OP has made her mind up
is looking for validation / echo chamber -
shes not into equity across the 3 siblings ..
im sure there will be many issues to emerge in the coming years re disparity within this ‘blended’ family -

DreamyJade · 17/04/2026 13:18

When I married DH I accepted his DCs as mine, and vice-versa. They’ve always been treated equally and if I wasn’t prepared to do that i wouldn’t have married him. We are a family.

But you obviously feel differently and nobody can force you to pay DSS’s school fees. The fairest thing is for your DH to work out what he can afford to pay each year, and split it 3 ways. He should give you 2/3 for your DCs fees, and you pay the rest. The other 1/3 should be put away for his eldest to save for a house deposit etc. He will need a helping hand as he’ll already be at a disadvantage and will have grown up feeling worthless compared to his siblings.

SomedayIllBeSaturdayNight · 17/04/2026 13:18

JehovasFitness · 17/04/2026 13:16

OP isn’t countenancing other views.

If I was Dad, it would be all or none.

If I was step-Mum, I would understand that and make some extra commitment to cover it, or accept state school for all.

Thats what a blended family is, it’s a family. You actively chose to create one. You treat children the same and you don’t give two of them the big leg up and not the third.

Well said. I would definitely think less of a man who treated his children differently.

EmeraldShamrock000 · 17/04/2026 13:18

They can all go to state primary schools and private secondary schools, give you a bit more time to save.

hereforthelolz · 17/04/2026 13:19

StepAwayFromGoogling · 17/04/2026 13:07

You aren't being looked at as a piggy bank. You are being looked at as a step mother to a 7 year old who can clearly more than afford to do the right thing and ensure that he has equal opportunities to his step siblings. You are married. He's part of your family. Not some random child.

A child who has two living breathing parents that should be able to cater to his needs.

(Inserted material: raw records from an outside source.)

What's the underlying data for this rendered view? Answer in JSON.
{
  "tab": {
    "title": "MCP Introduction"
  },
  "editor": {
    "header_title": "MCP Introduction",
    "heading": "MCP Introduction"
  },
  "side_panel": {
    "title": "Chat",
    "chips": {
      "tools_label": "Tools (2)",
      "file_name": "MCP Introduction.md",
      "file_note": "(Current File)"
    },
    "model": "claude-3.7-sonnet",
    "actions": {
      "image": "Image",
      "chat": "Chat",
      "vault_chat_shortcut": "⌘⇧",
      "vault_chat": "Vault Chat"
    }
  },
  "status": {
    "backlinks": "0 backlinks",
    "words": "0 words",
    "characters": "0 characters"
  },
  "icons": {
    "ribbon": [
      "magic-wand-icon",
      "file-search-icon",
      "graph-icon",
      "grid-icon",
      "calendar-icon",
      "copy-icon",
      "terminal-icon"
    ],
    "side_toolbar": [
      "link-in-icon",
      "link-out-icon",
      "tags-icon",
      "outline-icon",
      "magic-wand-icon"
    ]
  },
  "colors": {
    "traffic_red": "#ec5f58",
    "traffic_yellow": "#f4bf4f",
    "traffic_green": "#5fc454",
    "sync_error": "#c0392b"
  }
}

arethereanyleftatall · 17/04/2026 13:19

CherriBerri · 17/04/2026 12:00

He can afford to pay for HALF of ALL children, it’s the mother who cannot afford it and they’re both looking for me to pay.

Thats unfair, I pay fully for mine and didn’t have children that I cannot afford.

Your transactional manner is horrible. You are not thinking about how this affects the emotions of your dss at all. You two created this mangled family situation, not him. You CHOSE to marry someone with a child, therefore you have the responsibility of treating that child with kindness.

Bushmillsbabe · 17/04/2026 13:19

I feel like it's strange you call them 'my children and his child'. With the thread title I expected them to be your children from a previous relationship. Rather than 'our children' and 'my stepson'.

If his ex isn't paying, then she doesn't get to insist he goes now. What is the proportion of time your stepson is with you vs his mum? Is he doing well at his current primary, or struggling?

Are schools where you are particularly bad? Just trying to understand the need for private school so young. Those first years can be much better spent in state, giving then a broader base. Children I know who did state primary and then private secondary seem to be much more rounded and resilient. The ones who came from private primary into my daughters grammar struggle much more than those coming from state, because they were coached within an inch of their lives to get in, rather than having natural ability. Maybe sell it to his ex like this, that it's a positive step rather than a negative one.

EmeraldShamrock000 · 17/04/2026 13:20

JehovasFitness · 17/04/2026 13:16

OP isn’t countenancing other views.

If I was Dad, it would be all or none.

If I was step-Mum, I would understand that and make some extra commitment to cover it, or accept state school for all.

Thats what a blended family is, it’s a family. You actively chose to create one. You treat children the same and you don’t give two of them the big leg up and not the third.